Though she calls it micro-planning, in my view Beth Kanter describes one way of developing emergent practices for complex environments or situations, which more workplaces are facing each day. When faced with complexity, I propose that we should organize as networks, continuously develop emergent practices, practice open cooperation, and collaborate around common goals. Micro-planning is a process that could enable the development of emergent practices.
Beth describes micro-planning as it could be used for non-profits, especially in campaigns:
“We are trying to illustrate a real-time, lighter assessment process that activists can use to engage their community and make real-time improvements and adjustments. Because social media can lend itself to low-cost experimentation, this process doesn’t not necessarily require the “grand campaign plan” that takes a year and lots of resources to implement.”

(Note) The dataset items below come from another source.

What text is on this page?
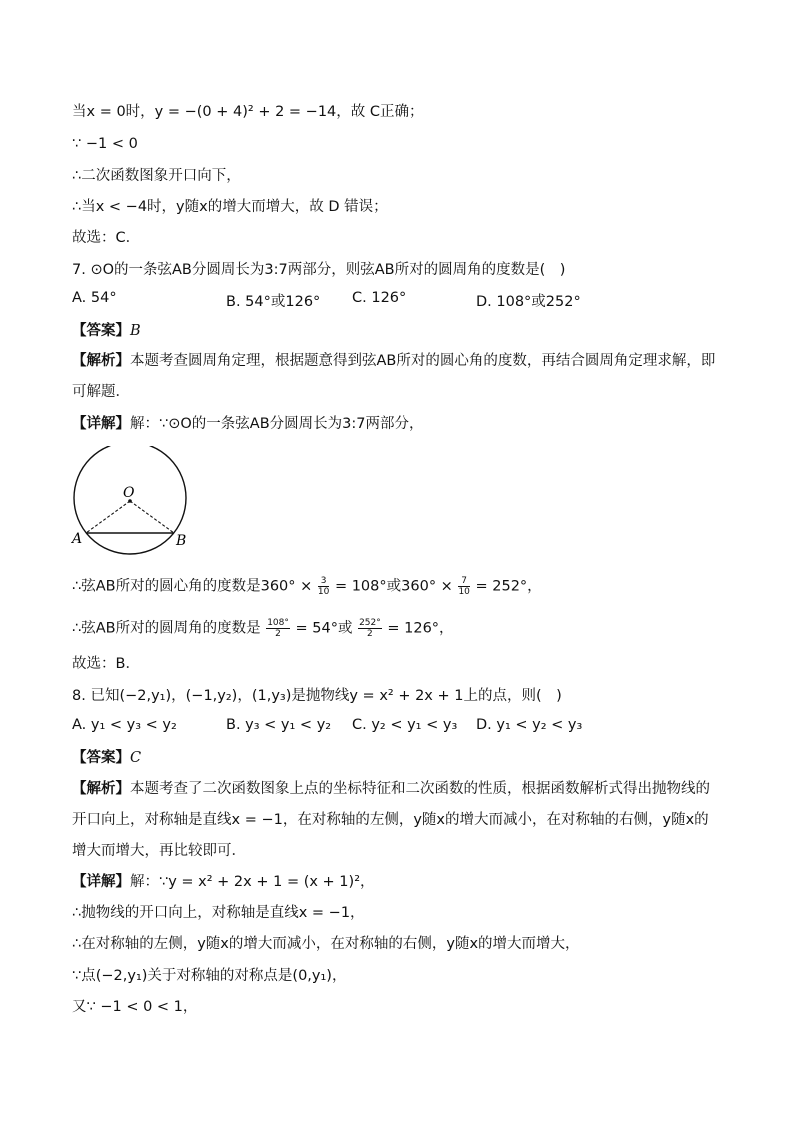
当x = 0时，y = −(0 + 4)² + 2 = −14，故 C正确；
∵ −1 < 0
∴二次函数图象开口向下，
∴当x < −4时，y随x的增大而增大，故 D 错误；
故选：C．
7. ⊙O的一条弦AB分圆周长为3:7两部分，则弦AB所对的圆周角的度数是(　)
A. 54°	B. 54°或126° C. 126°	D. 108°或252°
【答案】B
【解析】本题考查圆周角定理，根据题意得到弦AB所对的圆心角的度数，再结合圆周角定理求解，即可解题．
【详解】解：∵⊙O的一条弦AB分圆周长为3:7两部分，
O
A	B
∴弦AB所对的圆心角的度数是$360^\circ \times \frac{3}{10} = 108^\circ$或$360^\circ \times \frac{7}{10} = 252^\circ$，
∴弦AB所对的圆周角的度数是 $\frac{108^\circ}{2} = 54^\circ$或 $\frac{252^\circ}{2} = 126^\circ$，
故选：B．
8. 已知(−2,y₁)，(−1,y₂)，(1,y₃)是抛物线y = x² + 2x + 1上的点，则(　)
A. y₁ < y₃ < y₂	B. y₃ < y₁ < y₂ C. y₂ < y₁ < y₃ D. y₁ < y₂ < y₃
【答案】C
【解析】本题考查了二次函数图象上点的坐标特征和二次函数的性质，根据函数解析式得出抛物线的开口向上，对称轴是直线x = −1，在对称轴的左侧，y随x的增大而减小，在对称轴的右侧，y随x的增大而增大，再比较即可．
【详解】解：∵y = x² + 2x + 1 = (x + 1)²，
∴抛物线的开口向上，对称轴是直线x = −1，
∴在对称轴的左侧，y随x的增大而减小，在对称轴的右侧，y随x的增大而增大，
∵点(−2,y₁)关于对称轴的对称点是(0,y₁)，
又∵ −1 < 0 < 1，
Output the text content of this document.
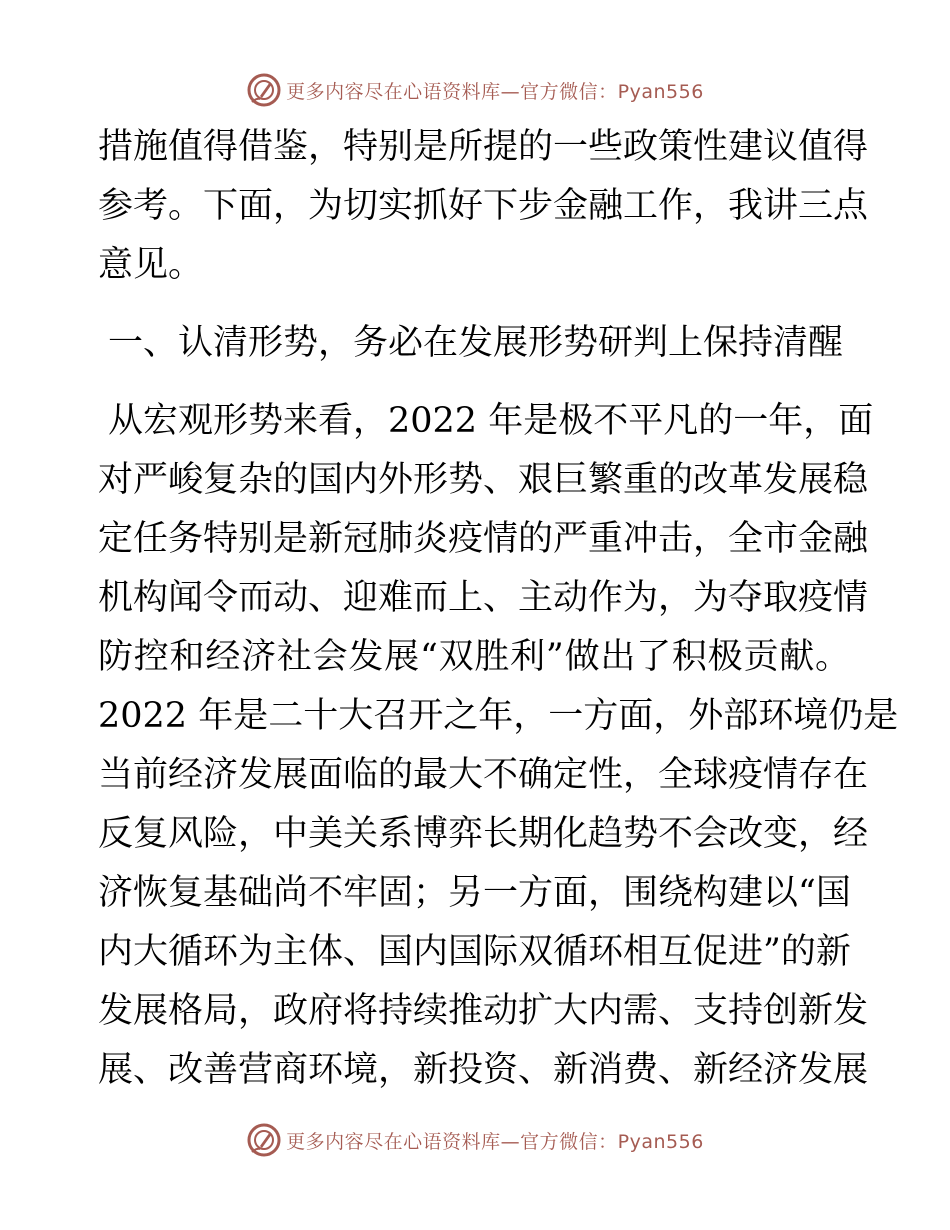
更多内容尽在心语资料库—官方微信：Pyan556
措施值得借鉴，特别是所提的一些政策性建议值得
参考。下面，为切实抓好下步金融工作，我讲三点
意见。
一、认清形势，务必在发展形势研判上保持清醒
从宏观形势来看，2022 年是极不平凡的一年，面
对严峻复杂的国内外形势、艰巨繁重的改革发展稳
定任务特别是新冠肺炎疫情的严重冲击，全市金融
机构闻令而动、迎难而上、主动作为，为夺取疫情
防控和经济社会发展“双胜利”做出了积极贡献。
2022 年是二十大召开之年，一方面，外部环境仍是
当前经济发展面临的最大不确定性，全球疫情存在
反复风险，中美关系博弈长期化趋势不会改变，经
济恢复基础尚不牢固；另一方面，围绕构建以“国
内大循环为主体、国内国际双循环相互促进”的新
发展格局，政府将持续推动扩大内需、支持创新发
展、改善营商环境，新投资、新消费、新经济发展
更多内容尽在心语资料库—官方微信：Pyan556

The same activities can be used while working for profit, namely engaging our community (including customers), making real-time improvements and then adjusting our work processes (requires a devolution of power & authority). This is not a one-shot deal and then we move on, but a way of working and doing business. It sounds very much like wirearchy: a dynamic two-way flow of power and authority based on information, knowledge, trust and credibility, enabled by interconnected people and technology.

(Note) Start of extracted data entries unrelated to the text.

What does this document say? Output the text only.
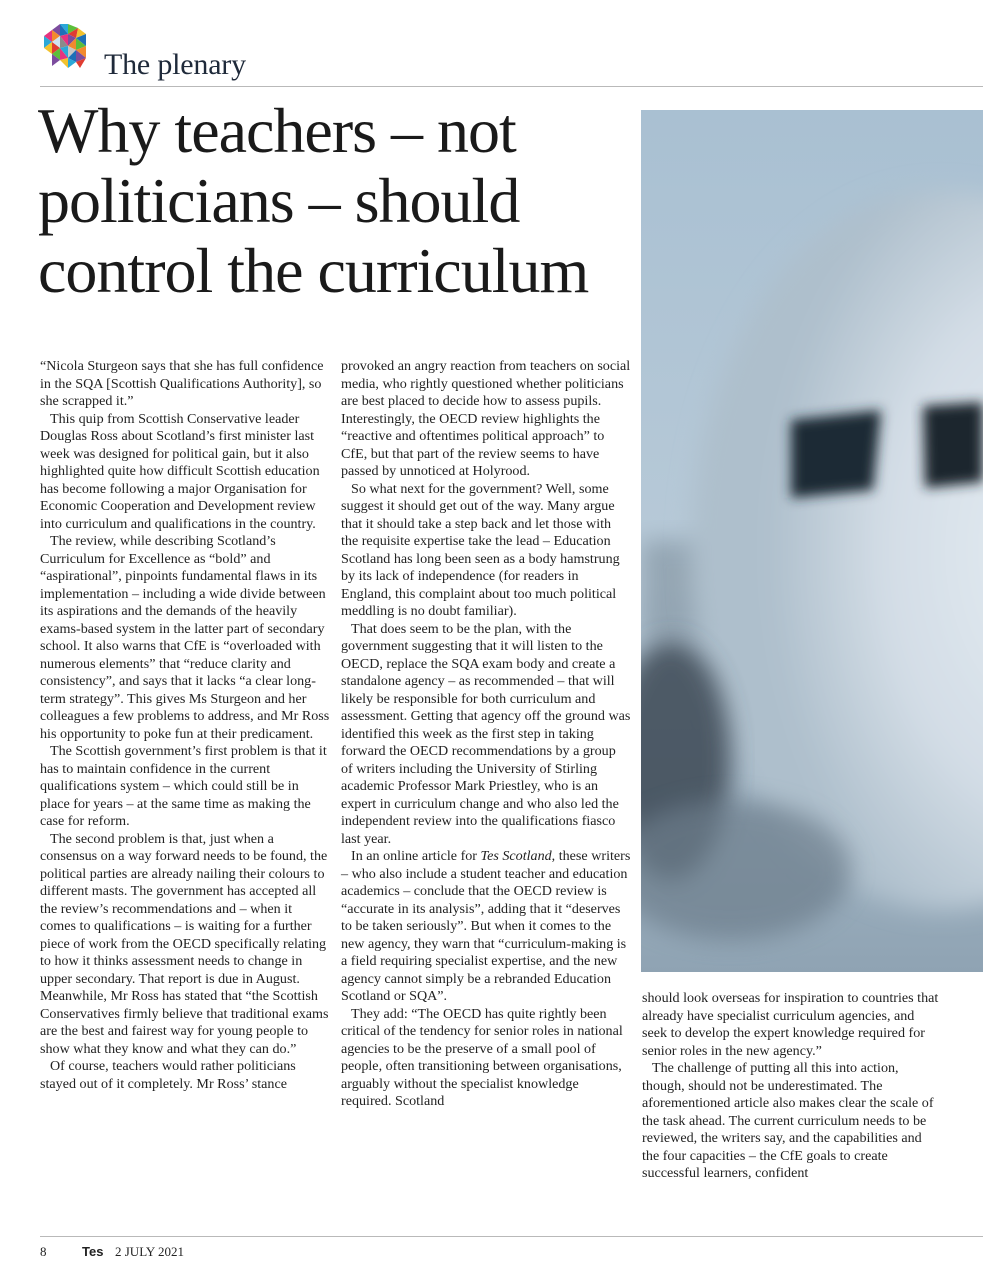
The plenary
Why teachers – not politicians – should control the curriculum

“Nicola Sturgeon says that she has full confidence in the SQA [Scottish Qualifications Authority], so she scrapped it.”

This quip from Scottish Conservative leader Douglas Ross about Scotland’s first minister last week was designed for political gain, but it also highlighted quite how difficult Scottish education has become following a major Organisation for Economic Cooperation and Development review into curriculum and qualifications in the country.

The review, while describing Scotland’s Curriculum for Excellence as “bold” and “aspirational”, pinpoints fundamental flaws in its implementation – including a wide divide between its aspirations and the demands of the heavily exams-based system in the latter part of secondary school. It also warns that CfE is “overloaded with numerous elements” that “reduce clarity and consistency”, and says that it lacks “a clear long-term strategy”. This gives Ms Sturgeon and her colleagues a few problems to address, and Mr Ross his opportunity to poke fun at their predicament.

The Scottish government’s first problem is that it has to maintain confidence in the current qualifications system – which could still be in place for years – at the same time as making the case for reform.

The second problem is that, just when a consensus on a way forward needs to be found, the political parties are already nailing their colours to different masts. The government has accepted all the review’s recommendations and – when it comes to qualifications – is waiting for a further piece of work from the OECD specifically relating to how it thinks assessment needs to change in upper secondary. That report is due in August. Meanwhile, Mr Ross has stated that “the Scottish Conservatives firmly believe that traditional exams are the best and fairest way for young people to show what they know and what they can do.”

Of course, teachers would rather politicians stayed out of it completely. Mr Ross’ stance

provoked an angry reaction from teachers on social media, who rightly questioned whether politicians are best placed to decide how to assess pupils. Interestingly, the OECD review highlights the “reactive and oftentimes political approach” to CfE, but that part of the review seems to have passed by unnoticed at Holyrood.

So what next for the government? Well, some suggest it should get out of the way. Many argue that it should take a step back and let those with the requisite expertise take the lead – Education Scotland has long been seen as a body hamstrung by its lack of independence (for readers in England, this complaint about too much political meddling is no doubt familiar).

That does seem to be the plan, with the government suggesting that it will listen to the OECD, replace the SQA exam body and create a standalone agency – as recommended – that will likely be responsible for both curriculum and assessment. Getting that agency off the ground was identified this week as the first step in taking forward the OECD recommendations by a group of writers including the University of Stirling academic Professor Mark Priestley, who is an expert in curriculum change and who also led the independent review into the qualifications fiasco last year.

In an online article for Tes Scotland, these writers – who also include a student teacher and education academics – conclude that the OECD review is “accurate in its analysis”, adding that it “deserves to be taken seriously”. But when it comes to the new agency, they warn that “curriculum-making is a field requiring specialist expertise, and the new agency cannot simply be a rebranded Education Scotland or SQA”.

They add: “The OECD has quite rightly been critical of the tendency for senior roles in national agencies to be the preserve of a small pool of people, often transitioning between organisations, arguably without the specialist knowledge required. Scotland

should look overseas for inspiration to countries that already have specialist curriculum agencies, and seek to develop the expert knowledge required for senior roles in the new agency.”

The challenge of putting all this into action, though, should not be underestimated. The aforementioned article also makes clear the scale of the task ahead. The current curriculum needs to be reviewed, the writers say, and the capabilities and the four capacities – the CfE goals to create successful learners, confident

8	Tes 2 JULY 2021
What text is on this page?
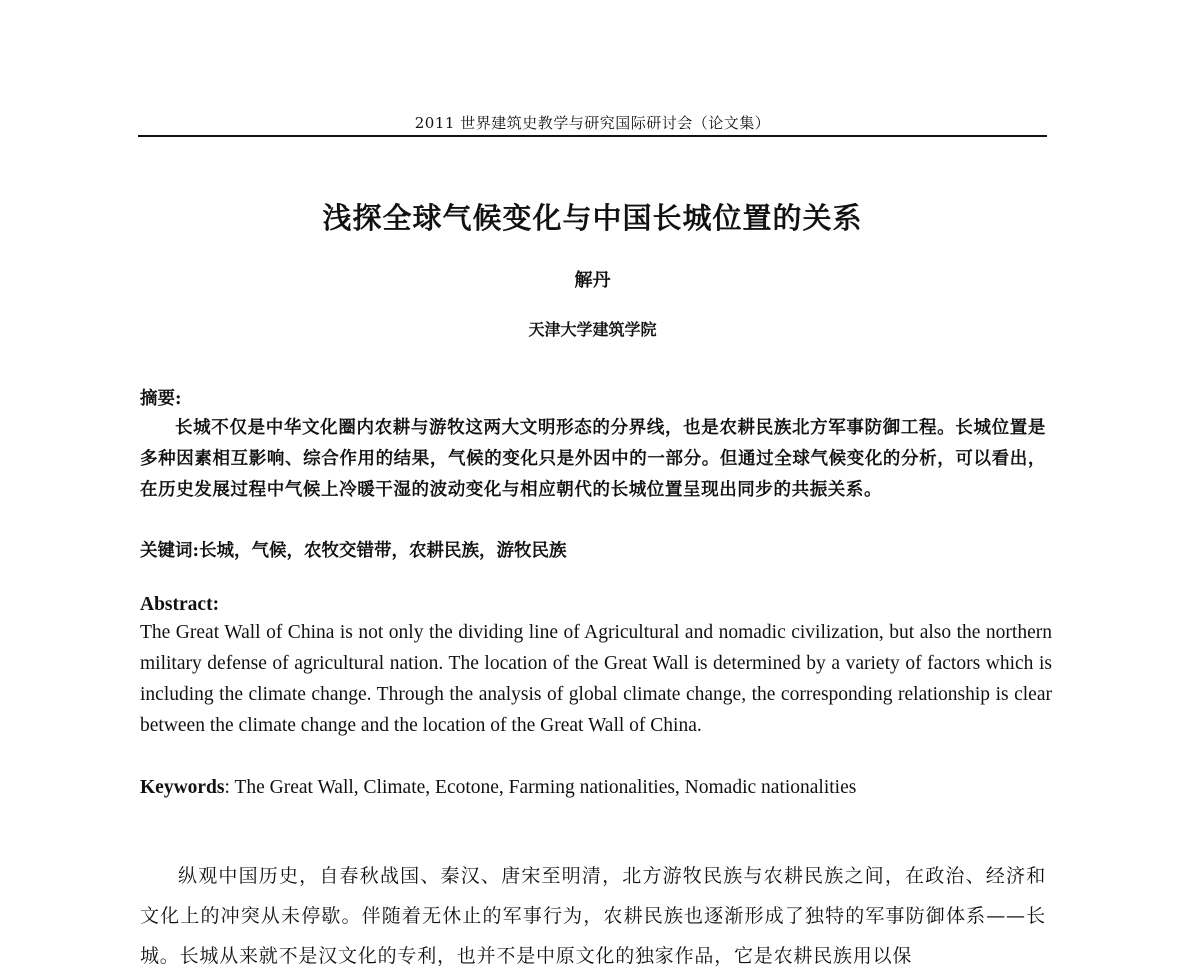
2011 世界建筑史教学与研究国际研讨会（论文集）
浅探全球气候变化与中国长城位置的关系
解丹
天津大学建筑学院
摘要:
长城不仅是中华文化圈内农耕与游牧这两大文明形态的分界线，也是农耕民族北方军事防御工程。长城位置是多种因素相互影响、综合作用的结果，气候的变化只是外因中的一部分。但通过全球气候变化的分析，可以看出，在历史发展过程中气候上冷暖干湿的波动变化与相应朝代的长城位置呈现出同步的共振关系。
关键词:长城，气候，农牧交错带，农耕民族，游牧民族
Abstract:
The Great Wall of China is not only the dividing line of Agricultural and nomadic civilization, but also the northern military defense of agricultural nation. The location of the Great Wall is determined by a variety of factors which is including the climate change. Through the analysis of global climate change, the corresponding relationship is clear between the climate change and the location of the Great Wall of China.
Keywords: The Great Wall, Climate, Ecotone, Farming nationalities, Nomadic nationalities
纵观中国历史，自春秋战国、秦汉、唐宋至明清，北方游牧民族与农耕民族之间，在政治、经济和文化上的冲突从未停歇。伴随着无休止的军事行为，农耕民族也逐渐形成了独特的军事防御体系——长城。长城从来就不是汉文化的专利，也并不是中原文化的独家作品，它是农耕民族用以保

To support work in Perpetual Beta we should be looking at more micro processes that could in the aggregate make a significant difference due to network effects. A little extra influence distributed among many people in a network can have an impact. Much as the 140 character limitation of Twitter forces people to jettison extraneous words, it also enables a larger network because we can scan more tweets than blog posts. Each tweet is like a grain of sand, but thousands can form patterns and be a source of information, knowledge and connections. We need more ways to add individual grains to the constantly growing and moving sand dune that our work now rests upon. An industrial dump-truck would only disturb the harmony of that dune.